Published online by Cambridge University Press: 05 February 2013
IN HER PRIZE-WINNING ESSAY “Hierogamy versus Wedlock,” Evelyn Hinz discusses the generic classification of prose fictions in terms of the kind of marriage plot they employ. Hinz refines Northrop Frye's scheme of classification, in which Pride and Prejudice counts as a novel but Wuthering Heights is a romance, and offers the term “mythic narrative” for lengthy prose works organized by a marriage plot and portraying the “hierogamous” union of disparate partners whose love mirrors a cosmic conjunction like “the union of earth and sky.” According to Hinz, marriage in a mythic narrative implicates the non-social as well as the social universe, while “novels” restrict themselves to portraying wedlock as a social contract and occasion.
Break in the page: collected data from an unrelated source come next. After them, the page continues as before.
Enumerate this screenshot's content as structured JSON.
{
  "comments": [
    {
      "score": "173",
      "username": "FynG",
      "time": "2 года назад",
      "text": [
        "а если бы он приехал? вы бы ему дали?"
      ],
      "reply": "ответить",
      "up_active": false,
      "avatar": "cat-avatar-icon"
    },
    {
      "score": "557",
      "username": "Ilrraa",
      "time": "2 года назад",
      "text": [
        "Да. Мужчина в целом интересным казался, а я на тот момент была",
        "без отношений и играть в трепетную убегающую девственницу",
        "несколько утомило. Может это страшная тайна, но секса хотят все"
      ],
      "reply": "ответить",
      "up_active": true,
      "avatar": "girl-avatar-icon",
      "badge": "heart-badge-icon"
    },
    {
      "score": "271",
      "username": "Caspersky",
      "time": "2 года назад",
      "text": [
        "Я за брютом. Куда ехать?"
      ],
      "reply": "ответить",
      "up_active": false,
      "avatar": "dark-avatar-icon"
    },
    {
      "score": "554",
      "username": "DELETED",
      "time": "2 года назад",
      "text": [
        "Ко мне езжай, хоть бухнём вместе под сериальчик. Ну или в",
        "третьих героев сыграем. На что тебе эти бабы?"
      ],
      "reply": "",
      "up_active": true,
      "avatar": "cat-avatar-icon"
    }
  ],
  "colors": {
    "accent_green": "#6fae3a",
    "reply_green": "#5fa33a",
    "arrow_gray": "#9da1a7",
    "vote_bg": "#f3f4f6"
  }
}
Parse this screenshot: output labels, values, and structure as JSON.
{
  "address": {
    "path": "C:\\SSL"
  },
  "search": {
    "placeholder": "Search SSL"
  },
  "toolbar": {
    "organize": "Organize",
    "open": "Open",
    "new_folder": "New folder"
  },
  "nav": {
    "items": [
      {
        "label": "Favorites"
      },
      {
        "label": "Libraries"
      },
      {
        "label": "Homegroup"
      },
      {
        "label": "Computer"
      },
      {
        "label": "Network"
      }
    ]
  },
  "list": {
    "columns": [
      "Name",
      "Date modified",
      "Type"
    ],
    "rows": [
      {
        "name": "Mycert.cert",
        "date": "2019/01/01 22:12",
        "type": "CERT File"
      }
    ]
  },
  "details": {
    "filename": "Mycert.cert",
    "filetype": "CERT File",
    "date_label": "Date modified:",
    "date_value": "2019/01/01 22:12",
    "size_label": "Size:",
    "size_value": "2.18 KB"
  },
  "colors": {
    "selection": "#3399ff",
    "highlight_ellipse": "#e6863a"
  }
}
Hinz echoes a contemporary of Goethe's, Friedrich von Blanckenburg, in relating diverse literary genres to “einer Verschiedenheit in der Denkungsart der Menschen,” as Blanckenburg puts it, and derives the difference between the mythic narrative and the novel from the difference between ancient and modern “man.” As described by Mircea Eliade, “the former feels himself indissolubly connected with the Cosmos and the cosmic rhythms, whereas the latter insists that he is connected only with history.” Hinz agrees with Frye that Pride and Prejudice is an exemplary novel. The Rainbow and For Whom the Bell Tolls, by contrast, are mythic narratives. The conventions of the genre determine that the earth moves under Maria and Robert Jordan.
The question of its genre, like the bigger question of the character and literary-historical “location” of the work and its author, is never far from the center of discussions of Goethe's Die Wahlverwandtschaften.